I truly did not think the moment would come, when the pain would take over. I had powered through this far, and I truly believed I would go all the way. But something had changed, in just a moment. All of a sudden, I felt paralyzed. I could not sit there and fight.
“I can’t,” I muttered. “I can’t…”
“You can do it; you’re doing great,” Stuart said, as I took his arm and pulled myself up out of the chair.
“I can’t…” I said, as I stumbled toward my bed. He helped lift me into bed, got me situated. At that moment, more than ever, it was the most uncomfortable bed in the world. I laid back, anticipating the next contraction. I remember thinking: I wasn’t ready.
I grasped and squeezed Stuart’s wrist, harder and tighter as the contraction climbed…climbed to its peak…and I was thrust into a panic.
“I can’t! I can’t!” I repeated loudly,
thrashing my head side to side,
looking up and looking down,
grabbing at Stuart’s shirt,
pulling at his skin,
holding on for dear life,
not knowing what to do,
how to breathe,
how to survive this.
I had an eerie vision of myself jumping out the window.
“I don’t know what to do with myself! I can’t do this!”
The pain was untouchable. I could not beat it. As I came down from the contraction, I could not forget the look on my husband’s face: he was terrified. He didn’t recognize me. The pain had possessed me. The pain had taken control of my entire being.
The pain had won.
It was no longer a matter of what I wanted. I had to. I had nothing left to give. I knew, if I went on like this–no energy, no sleep, paralyzed in pain–I would not be able to deliver my son.
And so the word appeared; it was there, in my mind. I hadn’t seen it all day, but it showed up. I didn’t fight it; I just surrendered.
“I need an epidural,” I said to him. “I need it.”
He brought his eyes down to my level and looked at me. “Are you sure?”

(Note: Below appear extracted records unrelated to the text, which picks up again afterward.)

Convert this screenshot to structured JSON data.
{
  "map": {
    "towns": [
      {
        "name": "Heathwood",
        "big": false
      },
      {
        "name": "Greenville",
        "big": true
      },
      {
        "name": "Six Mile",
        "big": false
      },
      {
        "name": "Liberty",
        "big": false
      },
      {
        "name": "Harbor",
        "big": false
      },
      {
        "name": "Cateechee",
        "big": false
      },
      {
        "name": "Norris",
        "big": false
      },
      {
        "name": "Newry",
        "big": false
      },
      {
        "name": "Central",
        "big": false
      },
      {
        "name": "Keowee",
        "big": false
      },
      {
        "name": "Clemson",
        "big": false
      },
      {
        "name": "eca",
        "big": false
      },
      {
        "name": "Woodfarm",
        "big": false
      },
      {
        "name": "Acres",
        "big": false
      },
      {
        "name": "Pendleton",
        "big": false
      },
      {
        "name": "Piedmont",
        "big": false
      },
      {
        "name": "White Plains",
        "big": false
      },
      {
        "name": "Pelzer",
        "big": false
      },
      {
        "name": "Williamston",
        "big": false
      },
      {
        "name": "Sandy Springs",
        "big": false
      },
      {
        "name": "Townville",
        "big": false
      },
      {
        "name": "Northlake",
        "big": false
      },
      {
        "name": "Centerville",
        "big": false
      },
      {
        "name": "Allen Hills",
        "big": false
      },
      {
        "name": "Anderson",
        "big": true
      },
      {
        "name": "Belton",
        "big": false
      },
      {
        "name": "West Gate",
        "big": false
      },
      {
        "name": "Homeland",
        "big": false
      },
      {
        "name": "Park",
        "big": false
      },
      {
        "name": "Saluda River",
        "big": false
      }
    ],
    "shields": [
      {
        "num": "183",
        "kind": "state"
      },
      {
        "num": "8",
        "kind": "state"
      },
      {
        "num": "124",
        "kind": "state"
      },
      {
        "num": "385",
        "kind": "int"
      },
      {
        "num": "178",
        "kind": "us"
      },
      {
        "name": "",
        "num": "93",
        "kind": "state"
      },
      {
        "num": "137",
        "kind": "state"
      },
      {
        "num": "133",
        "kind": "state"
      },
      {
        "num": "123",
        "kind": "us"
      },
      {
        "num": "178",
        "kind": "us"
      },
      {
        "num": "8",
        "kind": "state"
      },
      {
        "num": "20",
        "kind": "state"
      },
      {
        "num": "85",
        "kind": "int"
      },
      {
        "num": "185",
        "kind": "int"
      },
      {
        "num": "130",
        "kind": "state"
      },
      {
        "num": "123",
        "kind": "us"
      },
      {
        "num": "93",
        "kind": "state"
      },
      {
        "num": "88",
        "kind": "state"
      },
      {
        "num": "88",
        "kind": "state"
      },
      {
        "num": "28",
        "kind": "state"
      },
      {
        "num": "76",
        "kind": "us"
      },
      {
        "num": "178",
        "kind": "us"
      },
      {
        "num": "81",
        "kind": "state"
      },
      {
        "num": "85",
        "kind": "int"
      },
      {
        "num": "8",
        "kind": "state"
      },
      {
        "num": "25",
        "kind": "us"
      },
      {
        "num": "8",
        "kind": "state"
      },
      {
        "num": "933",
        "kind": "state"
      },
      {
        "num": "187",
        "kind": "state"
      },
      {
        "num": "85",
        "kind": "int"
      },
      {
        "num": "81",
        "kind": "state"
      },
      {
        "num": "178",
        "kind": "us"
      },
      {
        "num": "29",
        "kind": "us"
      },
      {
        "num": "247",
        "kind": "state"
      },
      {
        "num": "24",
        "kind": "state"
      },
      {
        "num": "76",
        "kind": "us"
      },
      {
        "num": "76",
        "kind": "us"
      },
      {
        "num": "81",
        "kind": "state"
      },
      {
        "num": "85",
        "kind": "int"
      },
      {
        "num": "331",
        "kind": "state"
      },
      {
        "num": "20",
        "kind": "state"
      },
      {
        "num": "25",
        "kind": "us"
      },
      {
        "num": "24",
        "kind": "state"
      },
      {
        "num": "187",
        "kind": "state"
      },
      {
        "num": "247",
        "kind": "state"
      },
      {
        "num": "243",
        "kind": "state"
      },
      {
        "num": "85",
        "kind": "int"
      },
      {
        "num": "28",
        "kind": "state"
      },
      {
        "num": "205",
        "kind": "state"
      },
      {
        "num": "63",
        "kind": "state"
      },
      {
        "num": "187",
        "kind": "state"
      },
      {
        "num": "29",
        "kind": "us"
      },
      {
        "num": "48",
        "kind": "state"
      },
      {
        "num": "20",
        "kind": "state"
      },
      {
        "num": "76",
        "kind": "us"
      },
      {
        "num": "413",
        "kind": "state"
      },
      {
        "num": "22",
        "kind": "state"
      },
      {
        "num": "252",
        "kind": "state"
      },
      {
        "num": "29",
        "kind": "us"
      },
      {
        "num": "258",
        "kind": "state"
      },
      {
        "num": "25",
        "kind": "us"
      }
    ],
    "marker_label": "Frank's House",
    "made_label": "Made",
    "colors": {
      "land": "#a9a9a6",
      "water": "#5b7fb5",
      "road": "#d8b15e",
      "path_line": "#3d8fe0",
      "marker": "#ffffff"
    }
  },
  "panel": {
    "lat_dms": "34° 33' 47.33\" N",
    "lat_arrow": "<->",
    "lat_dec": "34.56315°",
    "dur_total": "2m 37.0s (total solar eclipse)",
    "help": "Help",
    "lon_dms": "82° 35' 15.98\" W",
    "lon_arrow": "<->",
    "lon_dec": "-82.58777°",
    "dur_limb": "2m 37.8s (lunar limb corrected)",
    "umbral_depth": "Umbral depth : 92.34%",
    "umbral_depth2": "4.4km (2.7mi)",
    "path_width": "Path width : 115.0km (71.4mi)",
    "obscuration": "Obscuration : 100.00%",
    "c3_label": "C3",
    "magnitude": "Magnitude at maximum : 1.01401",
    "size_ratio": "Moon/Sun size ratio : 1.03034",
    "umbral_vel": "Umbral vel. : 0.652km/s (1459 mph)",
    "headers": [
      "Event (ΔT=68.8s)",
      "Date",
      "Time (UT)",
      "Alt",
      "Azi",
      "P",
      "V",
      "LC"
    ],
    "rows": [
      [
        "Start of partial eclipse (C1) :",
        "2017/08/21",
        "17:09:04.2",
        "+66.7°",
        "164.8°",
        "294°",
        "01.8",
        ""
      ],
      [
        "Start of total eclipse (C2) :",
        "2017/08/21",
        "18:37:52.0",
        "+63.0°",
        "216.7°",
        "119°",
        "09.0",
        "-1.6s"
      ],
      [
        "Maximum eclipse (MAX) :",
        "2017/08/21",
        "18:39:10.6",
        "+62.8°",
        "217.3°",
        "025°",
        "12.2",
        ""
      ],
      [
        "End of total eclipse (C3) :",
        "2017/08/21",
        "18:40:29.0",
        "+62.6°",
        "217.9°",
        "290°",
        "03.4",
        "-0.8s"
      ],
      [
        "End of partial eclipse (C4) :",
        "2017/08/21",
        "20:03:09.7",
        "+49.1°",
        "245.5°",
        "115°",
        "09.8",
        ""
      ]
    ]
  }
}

I was grateful, for a fleeting moment, that he cared to ask me that; he knew how much I wanted to go on my own, and I fell in love with him again, just for that. But he knew, and I knew: I needed it, to make it however many hours that were still ahead of me. I needed it for delivery.
I had to.
“Yes, I need it,” I said, without hesitation. “Hurry.”
And he ran out of the room.
My body crashed back into the rigid bed. For a moment, I remember I was standing outside my body, watching myself.
I watched as the pain devoured my superpowers.